En los últimos siete años, el índice IBX ha subido más de un 10% en ocho ocasiones. Por desgracia, el  agotamiento del modelo económico, el debilitamiento de los precios de las materias primas y la falta de competitividad no ofrecen el apoyo necesario para que el mercado de renta variable pueda repuntar de forma sostenible. En todas esas ocasiones, la recuperación del mercado se desvaneció al poco tiempo. Resulta comprensible que, tras años de fluctuar horizontalmente los inversores se vean tentados a aumentar sus posiciones en renta variable brasileña. Sin embargo, puesto que los beneficios empresariales no han aumentado, los parámetros de valoración no resultan atractivos.

Según la ratio precio/beneficio (P/E) futura, sigue situándose una desviación típica por encima de su media a largo plazo.

Las monedas de países emergentes a niveles bajo

Ciertas monedas donde Credit Suisse Private Banking Research ha sido particularmente negativo desde el año pasado (como el Real Brasilero) se encuentran a niveles extremos. Actualmente, los niveles de las monedas emergentes se encuentra a un punto bajo de 12 años, correspondiendo a niveles de 2009. Según el estratega de mercados emergentes de Credit Suisse Investment Banking, la recién debilidad de las monedas emergentes ha explicado 85% del rendimiento total negativo de los mercados emergentes desde septiembre a diciembre 2014. La reciente consolidación del dólar dado los recién datos débiles de los Estados Unidos y la recuperación del petróleo han permitido una recuperación de a las monedas emergentes que indirectamente ayudo al mercado de renta variable. Después de una subida de 32% del dólar en comparación a las varias divisas desde el punto bajo de 2011 y ciertas dudas sobre la próxima subida de tasa por la Reserva Federal (FED, por sus siglas en inglés), podríamos eventualmente ver una consolidación más larga del dólar estadounidense y ayudar aún más los países emergentes.

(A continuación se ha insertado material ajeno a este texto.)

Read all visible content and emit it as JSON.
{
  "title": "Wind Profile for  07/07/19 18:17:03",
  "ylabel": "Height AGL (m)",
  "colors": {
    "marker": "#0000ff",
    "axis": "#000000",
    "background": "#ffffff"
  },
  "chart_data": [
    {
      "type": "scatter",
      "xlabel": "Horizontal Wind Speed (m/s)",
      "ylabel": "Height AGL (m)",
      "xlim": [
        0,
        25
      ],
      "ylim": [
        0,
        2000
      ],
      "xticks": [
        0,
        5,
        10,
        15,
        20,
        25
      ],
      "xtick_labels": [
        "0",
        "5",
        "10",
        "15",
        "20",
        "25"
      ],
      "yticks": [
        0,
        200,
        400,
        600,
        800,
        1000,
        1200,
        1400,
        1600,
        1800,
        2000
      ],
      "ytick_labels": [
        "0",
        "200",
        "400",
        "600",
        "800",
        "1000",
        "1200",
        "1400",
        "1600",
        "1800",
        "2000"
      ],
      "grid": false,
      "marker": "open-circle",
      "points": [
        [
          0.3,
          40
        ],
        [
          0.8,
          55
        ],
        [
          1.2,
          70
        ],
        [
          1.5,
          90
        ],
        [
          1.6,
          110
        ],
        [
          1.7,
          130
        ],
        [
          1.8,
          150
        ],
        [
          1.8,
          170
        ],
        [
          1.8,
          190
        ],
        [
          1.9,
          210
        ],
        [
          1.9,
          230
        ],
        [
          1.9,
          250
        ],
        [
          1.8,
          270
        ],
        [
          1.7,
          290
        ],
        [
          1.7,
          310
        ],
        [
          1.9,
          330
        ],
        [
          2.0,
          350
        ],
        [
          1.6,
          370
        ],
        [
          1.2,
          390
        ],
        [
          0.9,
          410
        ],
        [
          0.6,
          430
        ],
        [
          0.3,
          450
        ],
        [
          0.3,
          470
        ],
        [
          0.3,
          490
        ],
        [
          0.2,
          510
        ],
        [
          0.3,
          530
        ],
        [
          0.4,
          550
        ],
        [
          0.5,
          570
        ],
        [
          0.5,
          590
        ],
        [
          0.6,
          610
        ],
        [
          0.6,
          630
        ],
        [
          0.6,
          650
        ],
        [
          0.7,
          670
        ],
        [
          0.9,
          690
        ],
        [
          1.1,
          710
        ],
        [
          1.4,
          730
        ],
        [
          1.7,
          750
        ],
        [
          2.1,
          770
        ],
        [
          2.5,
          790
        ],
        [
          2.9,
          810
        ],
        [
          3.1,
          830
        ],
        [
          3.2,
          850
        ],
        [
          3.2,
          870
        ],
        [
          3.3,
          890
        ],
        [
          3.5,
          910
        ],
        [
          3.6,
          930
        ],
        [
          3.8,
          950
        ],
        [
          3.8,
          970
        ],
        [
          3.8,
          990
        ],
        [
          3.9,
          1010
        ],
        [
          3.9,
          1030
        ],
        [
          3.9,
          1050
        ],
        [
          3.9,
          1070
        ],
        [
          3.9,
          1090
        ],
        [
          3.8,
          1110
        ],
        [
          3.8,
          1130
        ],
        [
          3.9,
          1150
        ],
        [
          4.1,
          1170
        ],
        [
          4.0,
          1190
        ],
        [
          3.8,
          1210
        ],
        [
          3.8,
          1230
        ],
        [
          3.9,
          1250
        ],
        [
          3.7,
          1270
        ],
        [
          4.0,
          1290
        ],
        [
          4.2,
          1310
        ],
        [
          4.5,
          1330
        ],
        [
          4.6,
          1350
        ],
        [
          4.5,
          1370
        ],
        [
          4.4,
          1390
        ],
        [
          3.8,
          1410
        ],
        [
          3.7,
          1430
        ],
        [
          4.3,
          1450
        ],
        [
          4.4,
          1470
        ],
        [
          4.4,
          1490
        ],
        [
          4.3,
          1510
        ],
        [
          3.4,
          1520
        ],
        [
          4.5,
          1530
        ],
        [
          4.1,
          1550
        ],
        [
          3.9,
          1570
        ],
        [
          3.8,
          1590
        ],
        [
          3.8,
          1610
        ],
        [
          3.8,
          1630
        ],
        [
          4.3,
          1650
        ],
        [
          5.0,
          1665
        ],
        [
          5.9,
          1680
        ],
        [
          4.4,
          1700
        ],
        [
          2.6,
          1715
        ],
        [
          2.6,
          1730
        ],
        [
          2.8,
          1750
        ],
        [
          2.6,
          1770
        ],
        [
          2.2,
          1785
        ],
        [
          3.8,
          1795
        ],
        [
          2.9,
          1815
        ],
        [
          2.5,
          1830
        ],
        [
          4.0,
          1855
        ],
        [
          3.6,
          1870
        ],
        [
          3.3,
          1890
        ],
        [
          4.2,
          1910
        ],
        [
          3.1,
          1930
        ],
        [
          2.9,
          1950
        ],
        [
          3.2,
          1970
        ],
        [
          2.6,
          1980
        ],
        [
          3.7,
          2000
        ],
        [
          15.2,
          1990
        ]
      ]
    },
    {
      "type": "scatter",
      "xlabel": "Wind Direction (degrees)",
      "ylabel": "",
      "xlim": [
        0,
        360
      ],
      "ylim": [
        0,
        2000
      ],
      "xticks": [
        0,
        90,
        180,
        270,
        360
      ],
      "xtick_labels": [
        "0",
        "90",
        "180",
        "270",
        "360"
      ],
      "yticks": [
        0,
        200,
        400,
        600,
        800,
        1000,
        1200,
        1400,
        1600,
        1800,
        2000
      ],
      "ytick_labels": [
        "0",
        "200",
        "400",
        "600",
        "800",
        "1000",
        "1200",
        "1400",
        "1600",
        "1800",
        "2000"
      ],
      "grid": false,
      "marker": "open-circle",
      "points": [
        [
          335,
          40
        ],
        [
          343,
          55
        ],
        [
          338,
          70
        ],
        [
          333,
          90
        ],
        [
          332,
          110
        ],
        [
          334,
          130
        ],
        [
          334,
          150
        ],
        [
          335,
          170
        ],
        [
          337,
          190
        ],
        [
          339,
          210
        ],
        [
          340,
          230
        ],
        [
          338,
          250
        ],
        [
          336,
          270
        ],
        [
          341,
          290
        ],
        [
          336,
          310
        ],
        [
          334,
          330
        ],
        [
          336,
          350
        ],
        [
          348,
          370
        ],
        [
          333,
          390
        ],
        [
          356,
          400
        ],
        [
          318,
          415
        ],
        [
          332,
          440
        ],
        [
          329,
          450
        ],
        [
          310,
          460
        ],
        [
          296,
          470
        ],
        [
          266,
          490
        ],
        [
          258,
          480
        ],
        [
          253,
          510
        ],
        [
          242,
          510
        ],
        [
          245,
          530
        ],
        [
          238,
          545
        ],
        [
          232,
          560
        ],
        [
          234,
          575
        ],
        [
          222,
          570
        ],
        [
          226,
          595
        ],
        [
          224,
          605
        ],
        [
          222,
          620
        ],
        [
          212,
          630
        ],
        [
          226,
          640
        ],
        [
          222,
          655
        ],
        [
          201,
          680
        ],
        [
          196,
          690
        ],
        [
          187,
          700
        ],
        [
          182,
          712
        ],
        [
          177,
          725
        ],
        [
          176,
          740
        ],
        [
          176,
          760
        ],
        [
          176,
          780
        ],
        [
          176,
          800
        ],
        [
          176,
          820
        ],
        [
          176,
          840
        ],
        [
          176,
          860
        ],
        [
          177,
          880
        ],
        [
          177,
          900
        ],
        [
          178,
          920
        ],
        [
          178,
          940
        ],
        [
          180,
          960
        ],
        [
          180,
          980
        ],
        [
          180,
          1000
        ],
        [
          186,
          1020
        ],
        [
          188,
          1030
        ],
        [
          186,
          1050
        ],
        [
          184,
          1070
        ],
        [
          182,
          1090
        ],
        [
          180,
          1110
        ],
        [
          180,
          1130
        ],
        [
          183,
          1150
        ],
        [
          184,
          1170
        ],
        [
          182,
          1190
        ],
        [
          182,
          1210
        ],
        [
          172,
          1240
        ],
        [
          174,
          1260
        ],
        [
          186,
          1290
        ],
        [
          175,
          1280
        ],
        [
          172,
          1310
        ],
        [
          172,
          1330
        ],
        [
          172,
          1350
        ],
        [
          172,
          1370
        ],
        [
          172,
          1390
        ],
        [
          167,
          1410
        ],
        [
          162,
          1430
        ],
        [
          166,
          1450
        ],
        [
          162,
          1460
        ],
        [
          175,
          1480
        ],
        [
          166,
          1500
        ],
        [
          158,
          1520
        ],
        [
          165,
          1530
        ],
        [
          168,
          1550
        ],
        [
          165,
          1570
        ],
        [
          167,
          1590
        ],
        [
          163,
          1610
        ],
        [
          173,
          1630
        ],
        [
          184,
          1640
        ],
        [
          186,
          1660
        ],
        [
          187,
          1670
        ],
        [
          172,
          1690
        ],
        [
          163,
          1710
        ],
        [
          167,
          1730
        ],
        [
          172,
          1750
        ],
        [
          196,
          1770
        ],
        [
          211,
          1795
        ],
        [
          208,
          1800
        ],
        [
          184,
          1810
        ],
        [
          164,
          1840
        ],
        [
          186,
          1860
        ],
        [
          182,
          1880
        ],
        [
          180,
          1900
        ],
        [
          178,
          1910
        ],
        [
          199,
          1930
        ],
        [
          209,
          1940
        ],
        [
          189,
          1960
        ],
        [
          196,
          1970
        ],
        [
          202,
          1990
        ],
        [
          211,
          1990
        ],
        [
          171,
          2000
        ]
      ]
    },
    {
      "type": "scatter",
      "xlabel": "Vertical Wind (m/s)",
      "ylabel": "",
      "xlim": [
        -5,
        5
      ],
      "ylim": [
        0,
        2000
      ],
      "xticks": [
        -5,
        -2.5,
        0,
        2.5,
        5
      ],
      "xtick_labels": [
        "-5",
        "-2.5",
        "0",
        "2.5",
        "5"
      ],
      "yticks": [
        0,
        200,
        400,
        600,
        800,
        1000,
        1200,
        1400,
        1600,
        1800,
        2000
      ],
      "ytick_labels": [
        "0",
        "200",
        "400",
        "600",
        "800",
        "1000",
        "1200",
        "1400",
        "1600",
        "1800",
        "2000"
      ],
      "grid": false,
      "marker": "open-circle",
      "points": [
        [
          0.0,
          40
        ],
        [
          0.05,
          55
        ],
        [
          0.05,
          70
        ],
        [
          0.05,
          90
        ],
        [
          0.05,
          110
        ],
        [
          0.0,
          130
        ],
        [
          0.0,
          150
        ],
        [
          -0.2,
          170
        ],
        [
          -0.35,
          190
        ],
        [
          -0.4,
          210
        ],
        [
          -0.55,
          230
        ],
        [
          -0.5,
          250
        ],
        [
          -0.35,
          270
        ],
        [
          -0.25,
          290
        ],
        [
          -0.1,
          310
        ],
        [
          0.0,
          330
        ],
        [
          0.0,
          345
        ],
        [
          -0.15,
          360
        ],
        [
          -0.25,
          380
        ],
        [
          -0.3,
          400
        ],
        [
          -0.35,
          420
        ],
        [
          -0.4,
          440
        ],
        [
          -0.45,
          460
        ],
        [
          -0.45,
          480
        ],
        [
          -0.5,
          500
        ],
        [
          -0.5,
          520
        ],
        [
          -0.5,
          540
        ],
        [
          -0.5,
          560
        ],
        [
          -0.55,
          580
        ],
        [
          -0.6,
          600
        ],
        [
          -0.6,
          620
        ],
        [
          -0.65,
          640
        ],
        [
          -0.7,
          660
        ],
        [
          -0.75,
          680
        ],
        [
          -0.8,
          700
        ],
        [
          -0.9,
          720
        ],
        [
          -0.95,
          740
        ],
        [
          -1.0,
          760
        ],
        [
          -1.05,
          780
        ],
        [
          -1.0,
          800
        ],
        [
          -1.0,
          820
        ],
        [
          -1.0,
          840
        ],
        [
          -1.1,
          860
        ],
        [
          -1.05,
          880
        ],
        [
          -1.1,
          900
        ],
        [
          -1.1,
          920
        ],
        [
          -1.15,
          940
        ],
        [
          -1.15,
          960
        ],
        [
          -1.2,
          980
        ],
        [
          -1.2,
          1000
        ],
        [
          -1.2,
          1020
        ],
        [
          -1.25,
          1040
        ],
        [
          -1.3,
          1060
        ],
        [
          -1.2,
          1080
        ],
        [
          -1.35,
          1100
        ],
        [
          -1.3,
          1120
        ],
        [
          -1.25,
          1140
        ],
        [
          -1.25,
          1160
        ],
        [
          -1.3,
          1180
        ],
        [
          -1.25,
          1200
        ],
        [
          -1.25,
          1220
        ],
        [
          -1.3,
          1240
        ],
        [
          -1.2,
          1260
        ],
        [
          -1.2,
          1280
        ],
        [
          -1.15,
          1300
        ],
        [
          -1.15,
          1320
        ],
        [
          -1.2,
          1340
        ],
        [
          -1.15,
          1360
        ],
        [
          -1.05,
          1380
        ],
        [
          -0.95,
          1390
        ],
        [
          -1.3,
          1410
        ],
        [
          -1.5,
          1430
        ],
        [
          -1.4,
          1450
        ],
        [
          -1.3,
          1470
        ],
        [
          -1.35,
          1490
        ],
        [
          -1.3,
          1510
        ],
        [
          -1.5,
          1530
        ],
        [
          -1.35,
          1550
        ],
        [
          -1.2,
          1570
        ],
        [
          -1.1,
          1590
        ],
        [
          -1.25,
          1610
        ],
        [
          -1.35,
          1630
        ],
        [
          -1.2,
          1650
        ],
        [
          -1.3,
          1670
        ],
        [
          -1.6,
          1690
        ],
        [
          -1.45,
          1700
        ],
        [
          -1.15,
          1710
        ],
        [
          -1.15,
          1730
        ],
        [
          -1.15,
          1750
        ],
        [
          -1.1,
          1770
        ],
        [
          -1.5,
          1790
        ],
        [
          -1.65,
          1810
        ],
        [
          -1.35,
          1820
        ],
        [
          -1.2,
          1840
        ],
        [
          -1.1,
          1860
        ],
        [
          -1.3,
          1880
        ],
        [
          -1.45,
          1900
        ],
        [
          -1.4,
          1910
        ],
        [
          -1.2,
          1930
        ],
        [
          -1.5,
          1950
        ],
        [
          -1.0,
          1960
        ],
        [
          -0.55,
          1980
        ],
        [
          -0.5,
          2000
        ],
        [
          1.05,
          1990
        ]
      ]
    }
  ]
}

En conclusión, Credit Suisse Private banking tiene una visión más bien Neutra de los mercados emergentes en general, prefiriendo la zona asiática (especialmente China) en comparación a los países Latino Americanos que todavía sufren de una situación de materias primas débiles y de baja demanda. Principalmente, la visión neutra se basa sobre la baja valuación de los precios en relación a los beneficios en comparación a los otros mercados del mundo y una estabilización de China a mediano plazo que indirectamente tendría que sostener la demanda en materias primas y ayudar a los países Latino Americanos. En fin, un reequilibrio de la demanda-oferta en el sector petrolero, donde los inventarios tendrían que disminuir en la segunda parte del año, podría empujar el precio del petróleo en dirección de los $70 -en los próximos 12 meses. Un precio, que por seguro, apoyará varias economías emergentes que lo producen.